Il mulino macinava quantitativi consistenti di farina perché le sue pale idrauliche erano mosse dalle acque di un antico canale del 1176, scavato a mano in pochi mesi per portare un corso d’acqua nel centro della città, servendo zone agricole e orti e decine di altre attività artigianali.
Il livello dell’acqua sfiorava le sponde del canale e per buona parte dell’anno l’acqua c’era per tutti: mulini, batocchi, orti, lavanderie, concerie di pelli, tintorie, laboratori artigianali per lavorare l’oro, l’argento, la pergamena, il cuoio, la canapa, la lana, la seta, ecc.
Ora la storia poco alla volta cambia volto……Non solo c’era una volta, ma pian piano che dalla penombra rispuntano le notizie, le mappe dei territori ricompaiono, le storie degli edifici e dei personaggi vengono riconfigurate, tutto ciò ridiventa oggi reale.
Si può raccontare una vera storia, perché questa ricerca, pur a distanza di centinaia di anni, ha riconsegnato un volto, una trama e una storia confrontandola con ciò che è sopravvissuto al logorio del tempo e alla disattenzione degli uomini.
Se nessuno racconta e fissa questa storia che si rintraccia attraverso racconti e ricerche, foto e disegni e mappe quel manufatto, quella torre, quell’edificio, quel personaggio è come non fosse mai esistito.
Per questo, appassionati e caparbi studiosi si sono dati una mano per stringere un’alleanza tra storia del passato e la cronaca attuale, per raccontare vicende passate che si riferiscono a dei fatti odierni, e l’una trova significato nell’altra. La voglia di cercare le radici dei luoghi e dei personaggi, delizia il palato, si proietta nel futuro dando significato alle cose per tempi moderni e tempi futuri.
Il tracciato di questo canale del 1176, spettacolare per molti aspetti, attraversa ora tratti di una città edificata, resa “moderna” da pesanti infrastrutture, ma anche zone ancora agricole e selvagge come secoli fa.
Per esempio, alcuni cittadini “visionari” hanno visto una pista ciclabile in una zona densa di rovi e di rifiuti ammassati, che rendeva il canale inaccessibile ed impenetrabile a tutti.

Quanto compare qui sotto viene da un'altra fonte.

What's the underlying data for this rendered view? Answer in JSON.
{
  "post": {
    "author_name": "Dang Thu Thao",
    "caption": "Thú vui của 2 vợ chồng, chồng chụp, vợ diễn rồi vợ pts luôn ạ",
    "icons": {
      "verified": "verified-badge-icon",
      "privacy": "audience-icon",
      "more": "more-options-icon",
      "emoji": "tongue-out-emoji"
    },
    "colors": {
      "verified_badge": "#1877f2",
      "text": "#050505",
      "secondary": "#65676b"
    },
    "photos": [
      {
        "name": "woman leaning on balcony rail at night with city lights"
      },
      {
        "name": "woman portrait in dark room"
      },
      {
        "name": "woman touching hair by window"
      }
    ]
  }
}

Una visione lungimirante che ha consentito nel giro di 4 anni di riconsegnare una parte del Canale di Savena alla sua città con una pista ciclabile e pedonale spaziosa, sicura e invitante a lato delle sue sponde. Il fatto più importante è che la pista ora è percorsa da numerosi cittadini, da tanti bambini di tutte le età che trottolano o che trasportati sui passeggini trascorrono ore a guardare le nidiate di germani reali.
Parallelamente non mancano le persone in età che apprezzano molto di non dover percorrere la strada o marciapiedi inaffidabili, e anche persone con problemi motori in fase di risoluzione. Per questo qualcuno l’ha ribattezzata la pista della buona salute, per il verde, il paesaggio, l’acqua (quando c’è) e per i germani reali che nuotano tranquillamente.
Altro miracolo è accaduto a una vecchia lavanderia in cui Adrasto Bonfiglioli, negli anni 20 ha investito tutto ciò che aveva indebitandosi, per attivare una lavanderia nei pressi del mulino Parisio e per avere la casa per tutta la famiglia accanto al luogo dell’impegnativo lavoro. A distanza di circa 100 anni Anna Maria Benfenati Bonfiglioli ha voluto onorare il nonno con una ristrutturazione della lavanderia, impegnativa da tutti i punti di vista; ristrutturazione, che ha restituito la visione di una bellissima facciata del 1700 con “ opus mixtum, opus incertum” ed una seconda facciata con mattoni di fine ‘800.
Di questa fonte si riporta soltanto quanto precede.